The last nail polish ... EVER.

I just painted my nails, and had a weird thought: this is the last time I'll be painting my nails as a 34-year old. 

It's not exactly the first (or last) time I have that thought today. A little later tonight, I'll be washing my hair for the last time. Earlier today, I went to work for the last time. I had my last lunchtime grilled halloumi wrap. I checked in for my last flight. I have these thoughts (or thoughts just like them) pretty much every year, as if it made any difference exactly how old you are when you wash your hair.

Come Saturday, two days from now, I'm going to be 35 years old. Wow. It's got me thinking about lots of things. I don't typically attach too much attention to age, but right now I'm thinking everything from "was a grayish Petal Pushers the right nail polish shade to go with?" to "BUT I STILL DON'T HAVE CHILDREN!!!"

So much attention seems to be attached to this number. I can't tell you how old I was the first time I heard that 35 is the age when women's fertility starts to go downhill, but I can tell you it seemed like a long way off at the time. And that's not even the only thing that happens: your metabolism goes down (sigh), your bone density decreases, your skin loses elasticity, your hair thins, and - as I just delightfully learned by reading that linked article - your pelvic organs may start to "sag." Fantastic. My uterus is sinking.
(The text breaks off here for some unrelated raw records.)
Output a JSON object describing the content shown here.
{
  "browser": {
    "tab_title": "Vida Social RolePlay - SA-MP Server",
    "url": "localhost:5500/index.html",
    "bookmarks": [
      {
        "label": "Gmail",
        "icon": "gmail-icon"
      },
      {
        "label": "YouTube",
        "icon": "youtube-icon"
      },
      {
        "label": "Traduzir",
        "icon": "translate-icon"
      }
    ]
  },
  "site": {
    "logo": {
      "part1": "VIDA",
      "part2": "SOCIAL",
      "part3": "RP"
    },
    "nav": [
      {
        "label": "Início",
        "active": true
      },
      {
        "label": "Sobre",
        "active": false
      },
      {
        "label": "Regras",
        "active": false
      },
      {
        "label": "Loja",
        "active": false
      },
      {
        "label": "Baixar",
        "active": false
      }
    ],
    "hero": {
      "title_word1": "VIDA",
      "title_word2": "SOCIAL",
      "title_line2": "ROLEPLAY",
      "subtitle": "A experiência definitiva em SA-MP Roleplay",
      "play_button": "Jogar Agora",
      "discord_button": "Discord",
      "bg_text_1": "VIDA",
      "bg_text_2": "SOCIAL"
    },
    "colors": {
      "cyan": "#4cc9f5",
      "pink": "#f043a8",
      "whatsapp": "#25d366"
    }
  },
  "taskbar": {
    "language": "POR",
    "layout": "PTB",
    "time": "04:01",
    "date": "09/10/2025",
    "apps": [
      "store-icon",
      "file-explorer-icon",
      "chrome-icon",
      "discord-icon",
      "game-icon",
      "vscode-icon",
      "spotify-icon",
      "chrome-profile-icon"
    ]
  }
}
I'm still working out how exactly this still feels like a Happy Moment to me, but I think it's quite simply this: there's specialness in even the small moments. Every little thing can be significant in its own way - whether it's a coat of polish, a bite of something tasty, a step on a path. I feel like I've tried - really tried - to be more in the moment at 34, honestly I have. And yet here it is reaching its very end, and I still feel like it's somehow passed me by. I should have done more. I should have tried harder. I should have whined less. I shouldn't have been afraid.
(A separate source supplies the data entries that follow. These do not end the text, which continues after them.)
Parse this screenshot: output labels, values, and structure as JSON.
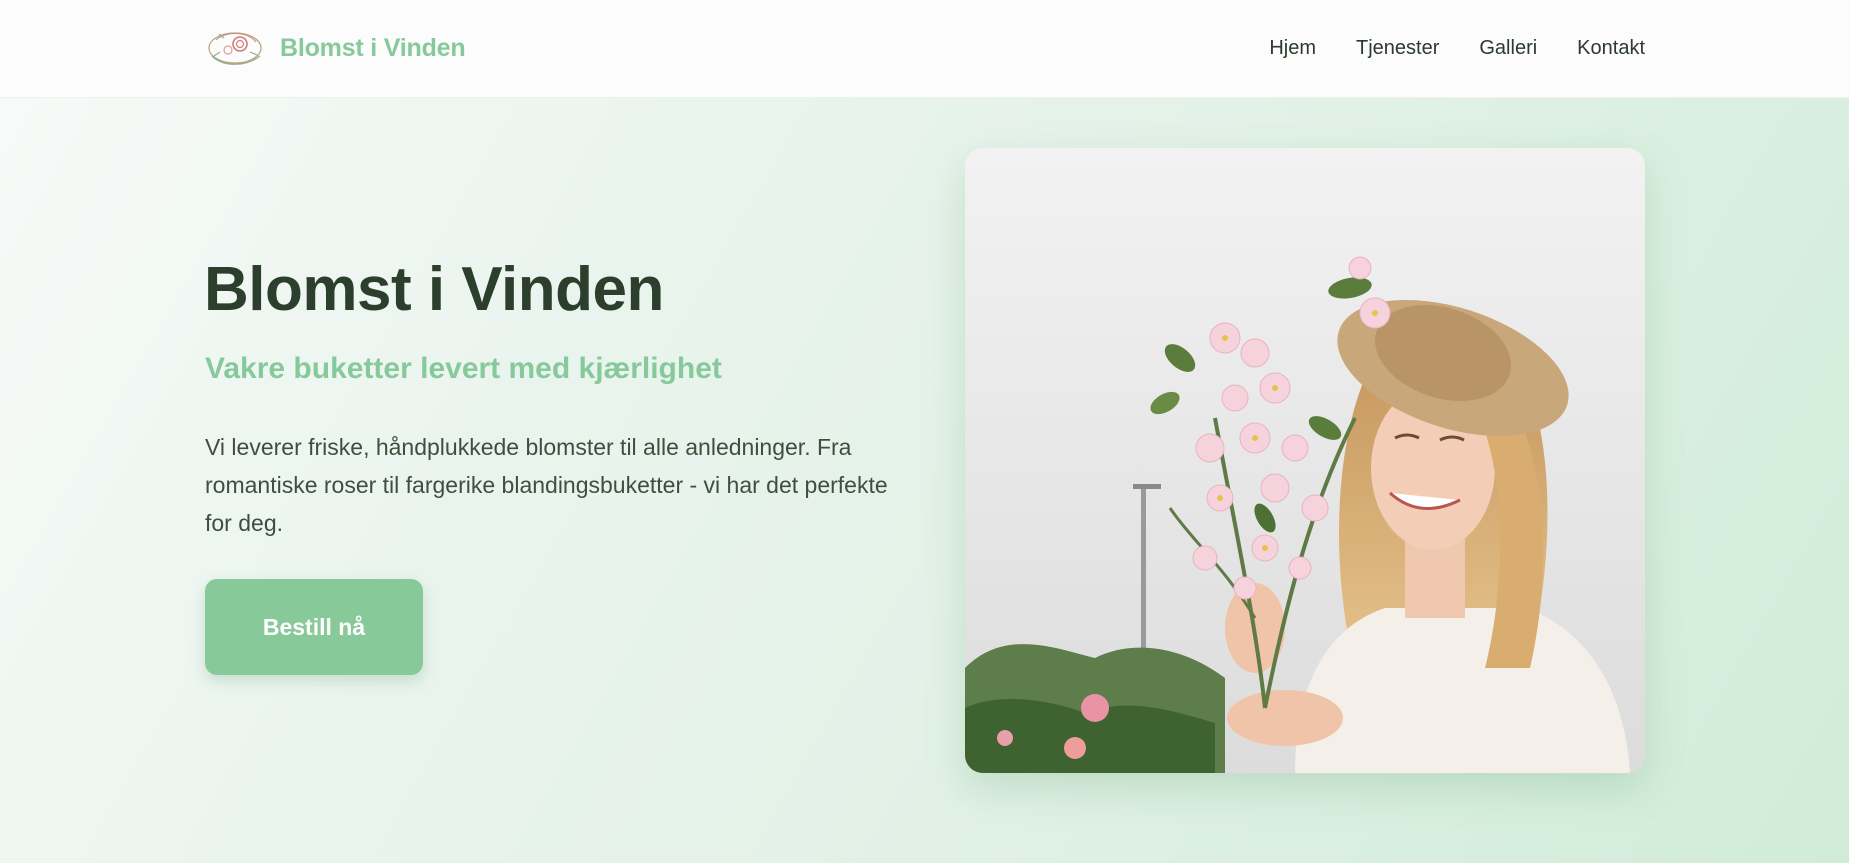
{
  "header": {
    "brand_name": "Blomst i Vinden",
    "logo_icon": "floral-wreath-logo",
    "nav": [
      {
        "label": "Hjem"
      },
      {
        "label": "Tjenester"
      },
      {
        "label": "Galleri"
      },
      {
        "label": "Kontakt"
      }
    ]
  },
  "hero": {
    "title": "Blomst i Vinden",
    "subtitle": "Vakre buketter levert med kjærlighet",
    "text": "Vi leverer friske, håndplukkede blomster til alle anledninger. Fra romantiske roser til fargerike blandingsbuketter - vi har det perfekte for deg.",
    "cta_label": "Bestill nå",
    "image": "woman-with-flowers-photo"
  },
  "colors": {
    "accent_green": "#86c99b",
    "button_green": "#88c99a",
    "title_dark": "#2c3e2c",
    "body_text": "#3f4f3f"
  }
}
So maybe 35-year old Joëlle will be a little different. Maybe she'll be a little bolder, a little grittier, a little more confident. Maybe she'll clench those sagging pelvic organs and that de-elasticized skin and ship-shape those weakening bones into action. Maybe one year from now she'll be looking back proudly, thinking, "that person was in there all along."

And maybe she'll wear bright red nail polish.